The COVID Tracking Project is coming to an end. On March 7th, the one-year anniversary of the initiative, it will publish its final daily update and stop collecting new data. Documentation and archival work will continue, but soon after the project will come to an official end sometime in May.
Some important news about CTP: After a year of collecting, analyzing, and interpreting COVID-19 data for the United States—and months of preparation for what we’re about to announce—we’re ending our data compilation work on March 7. https://t.co/HtM9c0lwDB
— The COVID Tracking Project (@COVID19Tracking) February 1, 2021
The COVID Tracking Project came out at a time when it was nearly impossible to get consistent data on the spread of the coronavirus pandemic in the US. From the start, the group has maintained that it is the responsibility of the federal government to collect and standardize public health data from all 56 states and territories. Now that it seems the CDC and other public health agencies are up to the task, the volunteer organization is more than happy to take a back seat.

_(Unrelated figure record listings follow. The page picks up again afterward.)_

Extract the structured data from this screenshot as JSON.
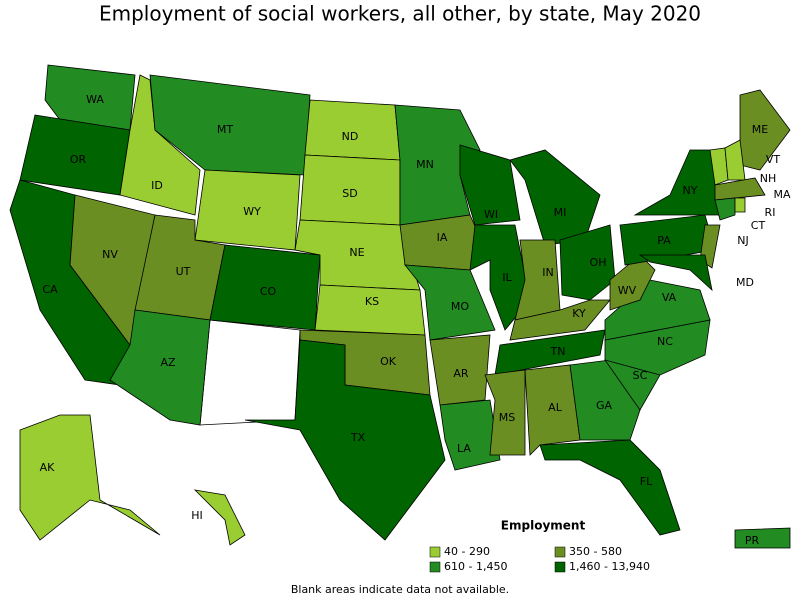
{
  "title": "Employment of social workers, all other, by state, May 2020",
  "states": [
    {
      "label": "WA",
      "color": "#228b22"
    },
    {
      "label": "OR",
      "color": "#006400"
    },
    {
      "label": "CA",
      "color": "#006400"
    },
    {
      "label": "NV",
      "color": "#6b8e23"
    },
    {
      "label": "ID",
      "color": "#9acd32"
    },
    {
      "label": "MT",
      "color": "#228b22"
    },
    {
      "label": "WY",
      "color": "#9acd32"
    },
    {
      "label": "UT",
      "color": "#6b8e23"
    },
    {
      "label": "CO",
      "color": "#006400"
    },
    {
      "label": "AZ",
      "color": "#228b22"
    },
    {
      "label": "ND",
      "color": "#9acd32"
    },
    {
      "label": "SD",
      "color": "#9acd32"
    },
    {
      "label": "NE",
      "color": "#9acd32"
    },
    {
      "label": "KS",
      "color": "#9acd32"
    },
    {
      "label": "OK",
      "color": "#6b8e23"
    },
    {
      "label": "TX",
      "color": "#006400"
    },
    {
      "label": "MN",
      "color": "#228b22"
    },
    {
      "label": "IA",
      "color": "#6b8e23"
    },
    {
      "label": "MO",
      "color": "#228b22"
    },
    {
      "label": "AR",
      "color": "#6b8e23"
    },
    {
      "label": "LA",
      "color": "#228b22"
    },
    {
      "label": "WI",
      "color": "#006400"
    },
    {
      "label": "IL",
      "color": "#006400"
    },
    {
      "label": "MI",
      "color": "#006400"
    },
    {
      "label": "IN",
      "color": "#6b8e23"
    },
    {
      "label": "OH",
      "color": "#006400"
    },
    {
      "label": "KY",
      "color": "#6b8e23"
    },
    {
      "label": "TN",
      "color": "#006400"
    },
    {
      "label": "MS",
      "color": "#6b8e23"
    },
    {
      "label": "AL",
      "color": "#6b8e23"
    },
    {
      "label": "GA",
      "color": "#228b22"
    },
    {
      "label": "FL",
      "color": "#006400"
    },
    {
      "label": "SC",
      "color": "#228b22"
    },
    {
      "label": "NC",
      "color": "#228b22"
    },
    {
      "label": "VA",
      "color": "#228b22"
    },
    {
      "label": "WV",
      "color": "#6b8e23"
    },
    {
      "label": "PA",
      "color": "#006400"
    },
    {
      "label": "NY",
      "color": "#006400"
    },
    {
      "label": "NJ",
      "color": "#6b8e23"
    },
    {
      "label": "MD",
      "color": "#006400"
    },
    {
      "label": "ME",
      "color": "#6b8e23"
    },
    {
      "label": "VT",
      "color": "#9acd32"
    },
    {
      "label": "NH",
      "color": "#9acd32"
    },
    {
      "label": "MA",
      "color": "#6b8e23"
    },
    {
      "label": "CT",
      "color": "#228b22"
    },
    {
      "label": "RI",
      "color": "#9acd32"
    },
    {
      "label": "AK",
      "color": "#9acd32"
    },
    {
      "label": "HI",
      "color": "#9acd32"
    },
    {
      "label": "PR",
      "color": "#228b22"
    }
  ],
  "legend": {
    "title": "Employment",
    "items": [
      {
        "label": "40 - 290",
        "color": "#9acd32"
      },
      {
        "label": "350 - 580",
        "color": "#6b8e23"
      },
      {
        "label": "610 - 1,450",
        "color": "#228b22"
      },
      {
        "label": "1,460 - 13,940",
        "color": "#006400"
      }
    ]
  },
  "footnote": "Blank areas indicate data not available."
}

“We began the work out of necessity and planned to do it for a couple of weeks at most, always in the expectation that the federal public health establishment would make our work obsolete,” co-founders Erin Kissane and Alexis Madrigal wrote. “We have seen persuasive evidence that the CDC and HHS are now both able and willing to take on the country’s massive deficits in public health data infrastructure and to offer the best available data and science communication in the interim.”
One recent development the organization cites for its decision includes the recent restart of daily COVID-19 briefings. The CDC’s improved COVID Tracker, which now includes data on county-level testing, is another positive move forward, according to the organization. It’s hard to overstate the significance of the COVID Tracking Project. Not only was it widely cited by academics, the media and politicians, it also helped inform policy, with the group’s data making its way into proposed House legislation.